Because of the volume of food used to shoot only one scene, Poon says, she tries to get food that is easily available.

"Something that I can get from a butcher," she says, "where they're not going to say, 'Well what are you going to use that for; that's not how you cut it!'"

Below is one of Poon's sketches from the first episode of "Hannibal," when she needed to prepare a meal that featured a human lung. She added tomato toast, onions, mushrooms, and grilled baby tomatoes with herbs to balance it out.

Poon recalled that pig organs were "almost exactly the same size and shape as humans'" and used this knowledge to prepare the meal. "There's a loveliness" to the lungs, she says, "but of course there's a grisliness too."

She successfully turned this:

... into this:

By the second episode, Poon had to figure out how to turn a pork loin into a delectable dish consisting of a woman's thigh meat.
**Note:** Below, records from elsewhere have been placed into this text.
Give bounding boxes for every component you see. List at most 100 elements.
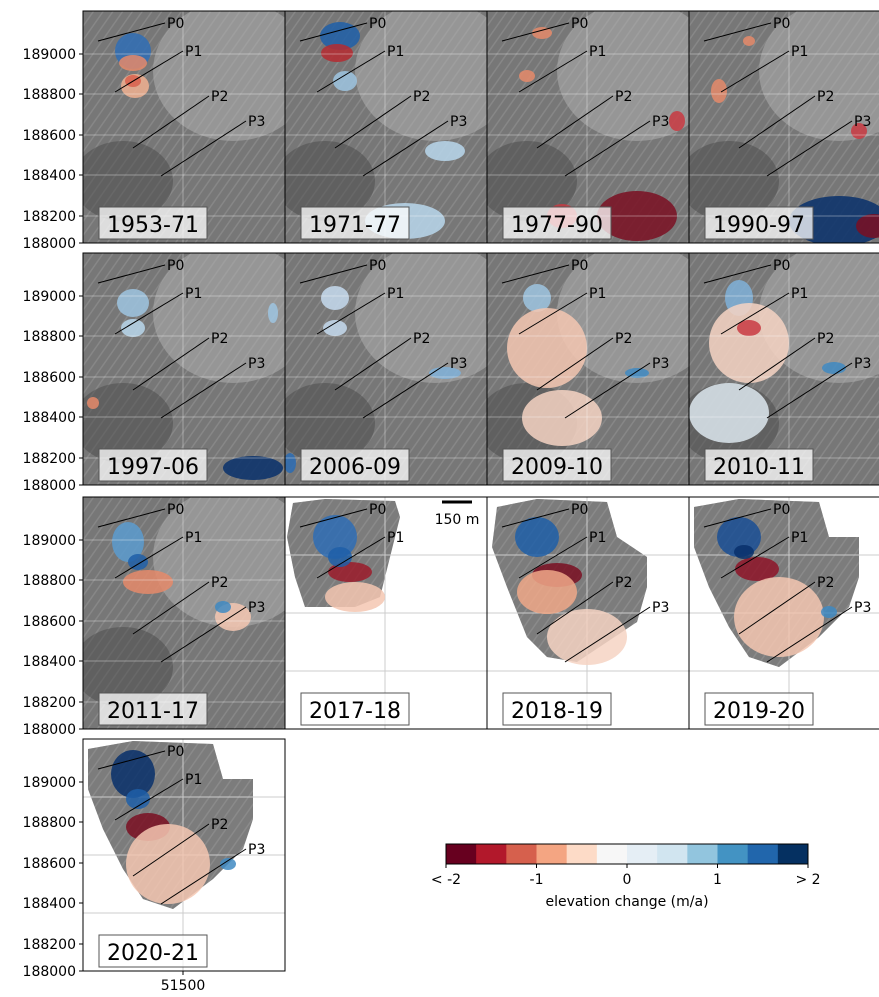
profile-line <box>316 50 386 93</box>
profile-label: P2 <box>817 575 834 591</box>
change-patch <box>425 141 465 161</box>
profile-line <box>501 264 570 284</box>
colorbar-swatch <box>657 844 688 864</box>
colorbar-tick-label: 0 <box>623 872 632 888</box>
profile-label: P3 <box>248 600 265 616</box>
y-tick-label: 188000 <box>23 478 76 494</box>
change-patch <box>117 289 149 317</box>
profile-label: P3 <box>248 356 265 372</box>
profile-line <box>738 337 816 391</box>
profile-line <box>299 508 368 528</box>
profile-line <box>564 606 651 663</box>
y-tick-label: 189000 <box>23 47 76 63</box>
colorbar-swatch <box>476 844 507 864</box>
y-tick-label: 189000 <box>23 533 76 549</box>
y-tick-label: 188600 <box>23 370 76 386</box>
profile-line <box>518 50 588 93</box>
profile-line <box>132 95 210 149</box>
profile-label: P2 <box>615 575 632 591</box>
profile-label: P2 <box>211 817 228 833</box>
period-label: 2009-10 <box>511 455 603 480</box>
profile-label: P1 <box>185 44 202 60</box>
colorbar-swatch <box>446 844 477 864</box>
profile-label: P3 <box>652 114 669 130</box>
period-label: 2011-17 <box>107 699 199 724</box>
change-patch <box>822 362 846 374</box>
profile-line <box>97 22 166 42</box>
change-patch <box>121 319 145 337</box>
change-patch <box>547 609 627 665</box>
colorbar-tick-label: < -2 <box>431 872 461 888</box>
colorbar-tick-label: 1 <box>713 872 722 888</box>
profile-label: P0 <box>369 258 386 274</box>
profile-line <box>160 848 247 905</box>
change-patch <box>313 515 357 559</box>
profile-label: P3 <box>652 600 669 616</box>
colorbar-swatch <box>717 844 749 864</box>
change-patch <box>220 858 236 870</box>
profile-label: P3 <box>450 114 467 130</box>
profile-line <box>766 362 853 419</box>
y-tick-label: 188000 <box>23 236 76 252</box>
profile-line <box>114 292 184 335</box>
profile-label: P1 <box>791 530 808 546</box>
profile-line <box>720 536 790 579</box>
colorbar-swatch <box>747 844 779 864</box>
change-patch <box>743 36 755 46</box>
change-patch <box>128 554 148 570</box>
change-patch <box>851 123 867 139</box>
change-patch <box>523 284 551 312</box>
profile-label: P1 <box>387 286 404 302</box>
profile-line <box>316 536 386 579</box>
change-patch <box>126 824 210 904</box>
change-patch <box>522 390 602 446</box>
profile-label: P0 <box>773 258 790 274</box>
change-patch <box>111 750 155 798</box>
profile-line <box>132 823 210 877</box>
profile-line <box>160 120 247 177</box>
change-patch <box>734 545 754 559</box>
profile-line <box>703 264 772 284</box>
profile-line <box>766 606 853 663</box>
y-tick-label: 188800 <box>23 329 76 345</box>
period-label: 1977-90 <box>511 213 603 238</box>
y-axis-labels: 189000 188800 188600 188400 188200 188000 1890… <box>23 47 83 980</box>
change-patch <box>285 453 296 473</box>
profile-label: P1 <box>387 530 404 546</box>
change-patch <box>735 557 779 581</box>
change-patch <box>737 320 761 336</box>
change-patch <box>821 606 837 618</box>
change-patch <box>597 191 677 241</box>
y-tick-label: 188200 <box>23 937 76 953</box>
change-patch <box>268 303 278 323</box>
change-patch <box>321 44 353 62</box>
profile-line <box>501 22 570 42</box>
scale-bar: 150 m <box>435 500 480 528</box>
profile-line <box>160 362 247 419</box>
profile-line <box>720 292 790 335</box>
profile-label: P3 <box>248 842 265 858</box>
profile-label: P1 <box>185 772 202 788</box>
scale-bar-label: 150 m <box>435 512 480 528</box>
period-label: 1971-77 <box>309 213 401 238</box>
profile-label: P2 <box>413 89 430 105</box>
colorbar-tick-label: -1 <box>530 872 544 888</box>
colorbar-swatch <box>687 844 718 864</box>
change-patch <box>123 570 173 594</box>
period-label: 2006-09 <box>309 455 401 480</box>
change-patch <box>112 522 144 562</box>
profile-label: P2 <box>413 331 430 347</box>
profile-line <box>334 337 412 391</box>
y-tick-label: 188200 <box>23 451 76 467</box>
change-patch <box>734 577 824 657</box>
panel-grid: P0P1P2P31953-71P0P1P2P31971-77P0P1P2P319… <box>82 10 879 972</box>
profile-label: P1 <box>589 44 606 60</box>
profile-label: P2 <box>211 331 228 347</box>
profile-label: P1 <box>387 44 404 60</box>
profile-line <box>536 581 614 635</box>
Here's Poon's sketch for episode two, which consists of the "thigh" slices, caramel shards, a glazed apple wedge, mushrooms, and gorgonzola.


According to one of Poon's many blog posts, she consulted her niece, a physiotherapist, to get the proper dimensions of a thigh bone, which she then cross-referenced with "Dr. Google" as seen below.

On the show, Hannibal served up the finished meal to FBI special agent Jack Crawford (Laurence Fishburne).

Bon appétit!

Poon says the show's creators like to aim for a balance between appetizing and nauseating when creating dishes.

"I want to maintain that underlying threat," she says. "I think that's the key goal, to make it right on that knife edge of really appetizing and really scary. It's like that excitement of, 'I'd love to eat it, but will it kill me?' While shooting my favorite thing to hear from the crew is, 'Oh, that looks disgusting; can I try it?' That's the reaction I'm going for — something that is so alluring, just like Hannibal himself. We know he's a monster, we know that he's just the worst imaginable person, but we love him and it's inexplicable, so that's what I'm going for, too."

Hannibal airs Thursdays at 10/9c on NBC.